Syrie : l’opposition veut une réunion à l’ONU (Le Monde)

Le Conseil national syrien (CNS), principale coalition de l’opposition syrienne, a réclamé jeudi 26 avril une réunion d’urgence du Conseil de sécurité de l’ONU après plusieurs jours de bombardements meurtriers sur Hama, l’un des principaux centres de la révolte contre le pouvoir du président Bachar Al-Assad.

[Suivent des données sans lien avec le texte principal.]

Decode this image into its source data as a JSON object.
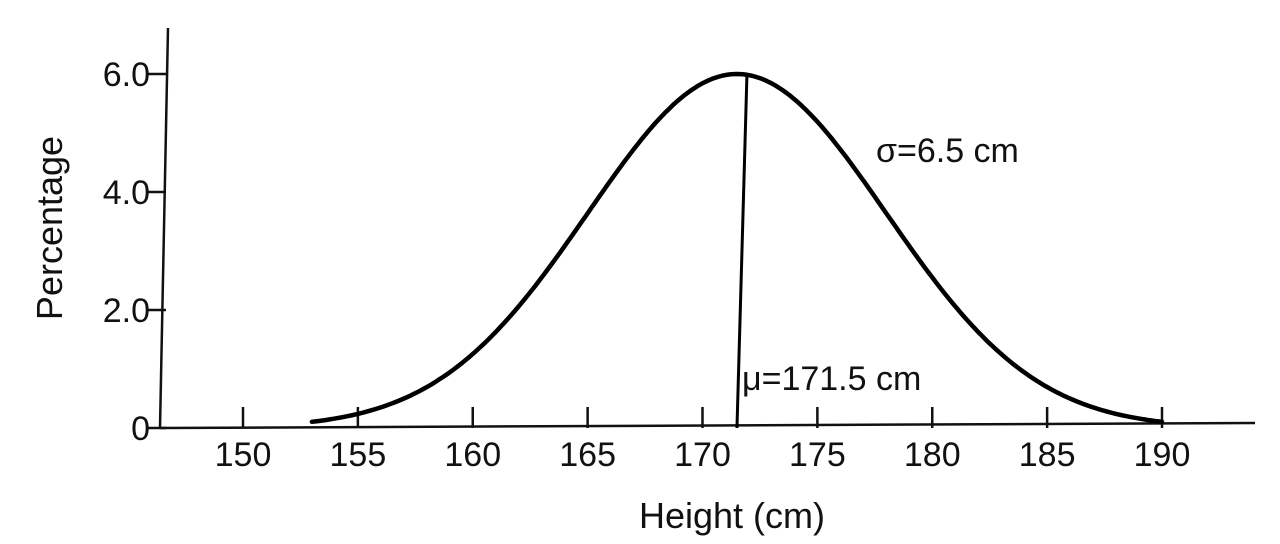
{
  "chart_data": {
    "type": "line",
    "title": "",
    "xlabel": "Height (cm)",
    "ylabel": "Percentage",
    "xlim": [
      148,
      194
    ],
    "ylim": [
      0,
      6.8
    ],
    "x_ticks": [
      150,
      155,
      160,
      165,
      170,
      175,
      180,
      185,
      190
    ],
    "x_tick_labels": [
      "150",
      "155",
      "160",
      "165",
      "170",
      "175",
      "180",
      "185",
      "190"
    ],
    "y_ticks": [
      0,
      2.0,
      4.0,
      6.0
    ],
    "y_tick_labels": [
      "0",
      "2.0",
      "4.0",
      "6.0"
    ],
    "grid": false,
    "series": [
      {
        "distribution": "normal",
        "mean": 171.5,
        "sd": 6.5,
        "peak": 6.0,
        "x_range": [
          153,
          190
        ]
      }
    ],
    "annotations": {
      "sigma_label": "σ=6.5 cm",
      "mu_label": "μ=171.5 cm"
    }
  }
}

“Nous, Conseil national syrien, faisons porter la responsabilité de ce qui se passe sur le terrain en Syrie à la communauté internationale, représentée par les Nations unies et le Conseil de sécurité”, a poursuit CNS, en dénonçant son “silence”.“Nous rejetons clairement le nouveau délai accordé par la communauté internationale au régime meurtrier pour poursuivre ses tueries et nous assurons que le régime n’a respecté jusqu’à présent aucun point du plan de l’émissaireinternational Kofi Annan, a assuré le CNS, deux semaines après l’entrée en vigueur d’un cessez-le-feu depuis violé quotidiennement.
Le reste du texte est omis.